值得指出的是,通过使用 MongoDB 的 Java 聚合方法,您可以大大改进此处答案所示的代码。
Let's take as a code example, the OP's answer to his own question.
让我们以代码示例为例,OP 对他自己的问题的回答。
AggregateIterable<Document> output = collection.aggregate(Arrays.asList(
new Document("$unwind", "$views"),
new Document("$match", new Document("views.isActive", true)),
new Document("$sort", new Document("views.date", 1)),
new Document("$limit", 200),
new Document("$project", new Document("_id", 0)
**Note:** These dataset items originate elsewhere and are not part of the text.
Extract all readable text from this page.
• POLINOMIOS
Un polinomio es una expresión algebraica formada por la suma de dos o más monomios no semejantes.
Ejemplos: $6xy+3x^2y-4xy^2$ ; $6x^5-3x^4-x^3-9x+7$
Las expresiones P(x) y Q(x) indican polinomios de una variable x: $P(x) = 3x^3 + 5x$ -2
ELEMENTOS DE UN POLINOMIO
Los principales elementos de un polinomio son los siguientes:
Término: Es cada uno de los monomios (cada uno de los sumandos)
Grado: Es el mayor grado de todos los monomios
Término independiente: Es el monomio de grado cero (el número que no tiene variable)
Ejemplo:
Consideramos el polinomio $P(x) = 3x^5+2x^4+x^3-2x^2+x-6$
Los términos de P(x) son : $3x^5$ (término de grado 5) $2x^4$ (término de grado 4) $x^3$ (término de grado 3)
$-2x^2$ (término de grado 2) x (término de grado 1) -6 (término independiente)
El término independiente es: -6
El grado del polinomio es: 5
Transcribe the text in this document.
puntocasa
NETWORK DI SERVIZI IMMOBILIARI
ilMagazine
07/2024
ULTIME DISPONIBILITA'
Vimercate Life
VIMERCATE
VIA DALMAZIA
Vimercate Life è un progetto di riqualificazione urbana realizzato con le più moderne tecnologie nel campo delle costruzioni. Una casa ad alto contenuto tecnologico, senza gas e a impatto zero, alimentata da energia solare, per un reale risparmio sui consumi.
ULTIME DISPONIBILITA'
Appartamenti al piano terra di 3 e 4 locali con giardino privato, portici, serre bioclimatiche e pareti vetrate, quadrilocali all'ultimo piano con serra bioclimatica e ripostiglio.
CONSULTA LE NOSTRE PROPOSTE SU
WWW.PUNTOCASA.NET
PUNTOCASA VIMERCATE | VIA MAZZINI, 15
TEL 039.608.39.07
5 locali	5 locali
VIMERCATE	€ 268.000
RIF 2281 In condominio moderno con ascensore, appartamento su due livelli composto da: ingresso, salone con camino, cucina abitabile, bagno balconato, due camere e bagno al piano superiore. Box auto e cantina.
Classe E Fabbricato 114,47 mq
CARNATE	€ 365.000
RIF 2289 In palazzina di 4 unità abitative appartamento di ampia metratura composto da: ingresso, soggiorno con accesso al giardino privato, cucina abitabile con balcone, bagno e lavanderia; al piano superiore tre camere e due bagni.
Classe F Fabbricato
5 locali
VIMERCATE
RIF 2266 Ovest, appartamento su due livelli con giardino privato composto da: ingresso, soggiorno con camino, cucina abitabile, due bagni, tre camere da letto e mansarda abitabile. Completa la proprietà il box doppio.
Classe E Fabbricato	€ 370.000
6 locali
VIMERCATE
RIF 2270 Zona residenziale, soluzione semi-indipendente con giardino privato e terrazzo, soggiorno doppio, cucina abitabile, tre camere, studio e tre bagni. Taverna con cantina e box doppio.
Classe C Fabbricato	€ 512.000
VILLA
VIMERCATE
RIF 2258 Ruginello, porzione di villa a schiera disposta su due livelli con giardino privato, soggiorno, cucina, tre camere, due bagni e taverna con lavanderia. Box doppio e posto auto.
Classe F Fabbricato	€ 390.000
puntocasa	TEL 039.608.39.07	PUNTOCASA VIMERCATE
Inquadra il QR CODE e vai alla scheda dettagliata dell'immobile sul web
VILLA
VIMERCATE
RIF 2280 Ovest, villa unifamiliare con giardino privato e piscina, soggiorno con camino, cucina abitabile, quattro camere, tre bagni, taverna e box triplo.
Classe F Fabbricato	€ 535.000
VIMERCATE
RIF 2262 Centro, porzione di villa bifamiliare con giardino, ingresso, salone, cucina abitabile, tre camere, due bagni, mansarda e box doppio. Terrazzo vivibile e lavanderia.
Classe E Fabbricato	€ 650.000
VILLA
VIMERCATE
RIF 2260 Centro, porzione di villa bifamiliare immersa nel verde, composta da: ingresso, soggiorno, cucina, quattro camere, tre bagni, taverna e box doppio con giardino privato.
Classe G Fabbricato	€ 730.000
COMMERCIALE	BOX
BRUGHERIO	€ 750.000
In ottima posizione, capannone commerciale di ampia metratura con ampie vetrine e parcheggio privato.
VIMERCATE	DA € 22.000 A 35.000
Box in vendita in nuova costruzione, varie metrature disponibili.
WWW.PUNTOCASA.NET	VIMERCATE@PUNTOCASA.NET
.append("url", "$views.url")
.append("date", "$views.date"))
));
We can rewrite the above code as follows;
我们可以将上面的代码改写如下;
import static com.mongodb.client.model.Aggregates.*;
AggregateIterable output = collection.aggregate(Arrays.asList(
unwind("$views"),
match(new Document("views.isActive",true)),
sort(new Document("views.date",1)),
limit(200),
project(new Document("_id",0)
.append("url","$views.url")
.append("date","$views.date"))
));
Obviously, you will need the corresponding static import but beyond that, the code in the second example is cleaner, safer(as you don't have to type the operators yourself every time), more readableand more beautifulIMO.
显然,您将需要相应的静态导入,但除此之外,第二个示例中的代码更简洁、更安全(因为您不必每次都自己键入操作符)、更易读、更美观的IMO。